Wydawnictwo: Wydawnictwo Literackie
Data wydania: 2021-10-27
Kategoria: Romans
ISBN:
Liczba stron: 320
Język oryginału: polski
Czym jest świąteczna bliskość, gdy małżeństwo od dawna przeżywa kryzys? Tak jest w przypadku Antoniny i Marcela, którzy, mimo iż mieszkają razem, to czują, że już od dawna nie są ze sobą blisko tak, jak kiedyś. Obecna Wigilia stanie się dla nich ogromną próbą, ponieważ oboje podejmują decyzję, aby zerwać z tradycją i nie spędzić jej przy stole w rodzinnym gronie. Każde z nich chciało spędzić ten szczególny czas osobno, ale jak to w życiu bywa: los zadecydował inaczej i małżonkowie są skazani na swoje towarzystwo. Poznają w tym czasie wielu ciekawych ludzi, którzy w dość nieoczekiwany sposób pozwolą im odkryć się na nowo. Czy małżonkowie mają jeszcze szansę na odbudowanie związku? Czy ciążące tajemnice nie zaważą o ich rozstaniu? Tego dowiecie się właśnie, czytając książkę Nataszy Sochy pt. "Wigilia z nieznajomym".

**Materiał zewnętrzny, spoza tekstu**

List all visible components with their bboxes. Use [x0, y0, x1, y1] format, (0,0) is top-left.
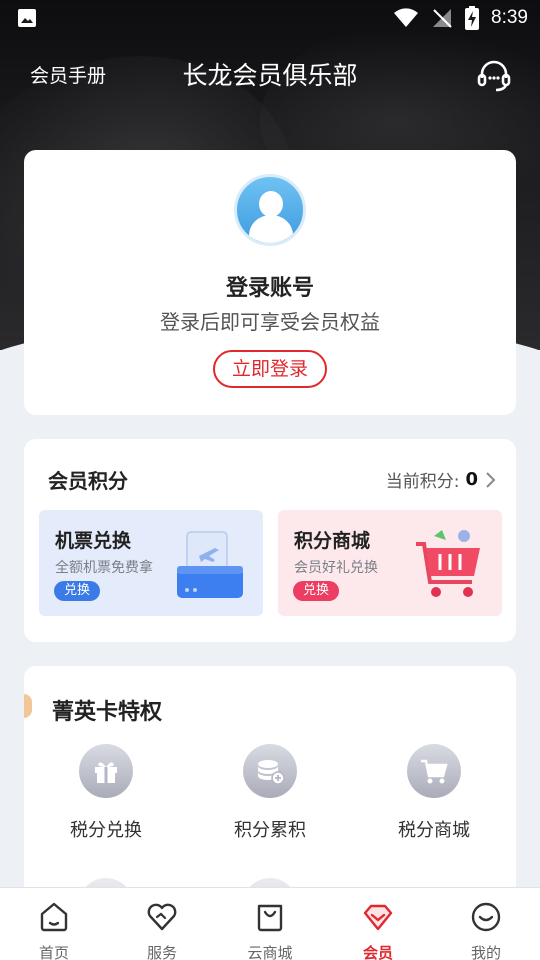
section-marker — [24, 694, 32, 718]
login-title: 登录账号 — [225, 276, 314, 301]
privilege-label: 税分商城 — [398, 820, 470, 841]
privilege-item-tax-mall[interactable]: 税分商城 — [374, 744, 494, 842]
tab-member[interactable]: 会员 — [324, 888, 432, 960]
heart-icon — [147, 903, 177, 931]
points-card: 会员积分 当前积分: 0 机票兑换 全额机票免费拿 兑换 积分商城 会员好礼兑换… — [24, 439, 516, 642]
tab-mine[interactable]: 我的 — [432, 888, 540, 960]
coins-add-icon — [258, 760, 285, 785]
no-signal-icon — [433, 9, 452, 28]
privilege-label: 积分累积 — [234, 820, 306, 841]
customer-service-icon[interactable] — [474, 56, 514, 96]
privilege-item-tax-exchange[interactable]: 税分兑换 — [46, 744, 166, 842]
home-icon — [40, 902, 68, 932]
wifi-icon — [394, 8, 419, 27]
login-button[interactable]: 立即登录 — [213, 350, 327, 388]
tab-label: 我的 — [470, 944, 501, 960]
points-mall-tile[interactable]: 积分商城 会员好礼兑换 兑换 — [278, 510, 502, 616]
current-points[interactable]: 当前积分: 0 — [386, 467, 496, 492]
login-card: 登录账号 登录后即可享受会员权益 立即登录 — [24, 150, 516, 415]
tab-label: 会员 — [362, 944, 393, 960]
cart-icon — [421, 759, 448, 784]
tab-label: 首页 — [38, 944, 69, 960]
battery-charging-icon — [465, 6, 480, 30]
tab-service[interactable]: 服务 — [108, 888, 216, 960]
tab-cloud-mall[interactable]: 云商城 — [216, 888, 324, 960]
app-header: 会员手册 长龙会员俱乐部 — [0, 48, 540, 100]
privileges-title: 菁英卡特权 — [52, 700, 163, 725]
gift-icon — [95, 762, 117, 783]
tab-home[interactable]: 首页 — [0, 888, 108, 960]
exchange-badge[interactable]: 兑换 — [293, 581, 340, 601]
login-subtitle: 登录后即可享受会员权益 — [160, 310, 380, 334]
exchange-badge[interactable]: 兑换 — [54, 581, 101, 601]
avatar[interactable] — [234, 174, 306, 246]
gallery-notification-icon — [18, 9, 36, 27]
chevron-right-icon — [486, 471, 496, 488]
tab-label: 云商城 — [247, 944, 293, 960]
ticket-exchange-tile[interactable]: 机票兑换 全额机票免费拿 兑换 — [39, 510, 263, 616]
page-title: 长龙会员俱乐部 — [182, 61, 358, 90]
tab-label: 服务 — [146, 944, 177, 960]
shopping-cart-icon — [416, 530, 480, 597]
status-time: 8:39 — [491, 7, 528, 28]
current-points-value: 0 — [465, 469, 478, 490]
bag-icon — [257, 904, 283, 932]
points-title: 会员积分 — [48, 469, 128, 493]
smile-icon — [471, 902, 501, 932]
privilege-item-points-accumulate[interactable]: 积分累积 — [210, 744, 330, 842]
status-bar: 8:39 — [0, 0, 540, 36]
current-points-label: 当前积分: — [385, 472, 460, 492]
flight-ticket-icon — [177, 531, 243, 598]
gem-icon — [363, 904, 393, 931]
privilege-label: 税分兑换 — [70, 820, 142, 841]
bottom-tab-bar: 首页 服务 云商城 会员 我的 — [0, 887, 540, 960]
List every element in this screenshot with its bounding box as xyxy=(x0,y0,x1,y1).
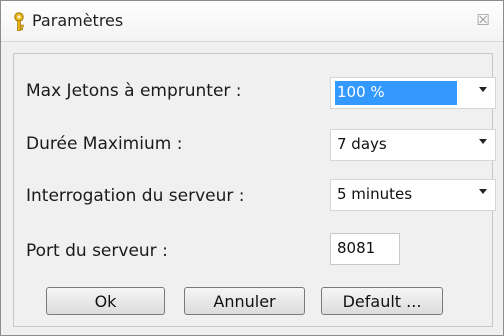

"Wigilia z nieznajomym" to opowieść nieoczywista. Znajdziemy w niej ckliwych słów, blichtru, ozdób świątecznych i rodzinnych rozmów, choinki, opłatka, miłości i wielu innych rzeczy, które zazwyczaj dzieją się w tym czasie. Jednym słowem, jeśli oczekujecie typowego świątecznego klimatu, to go niestety nie znajdziecie. Autorka opisała tu Wigilię, jakiej nie zna nikt. Będziecie zaskoczeni tak, jak zaskoczeni byli sami bohaterowie. Nie ma tu atmosfery radości, oczekiwania na pierwszą gwiazdkę, radości, wspólnych śpiewów. Zamiast tego jest wędrówka – zarówno ta fizyczna, jak i ta w głąb siebie.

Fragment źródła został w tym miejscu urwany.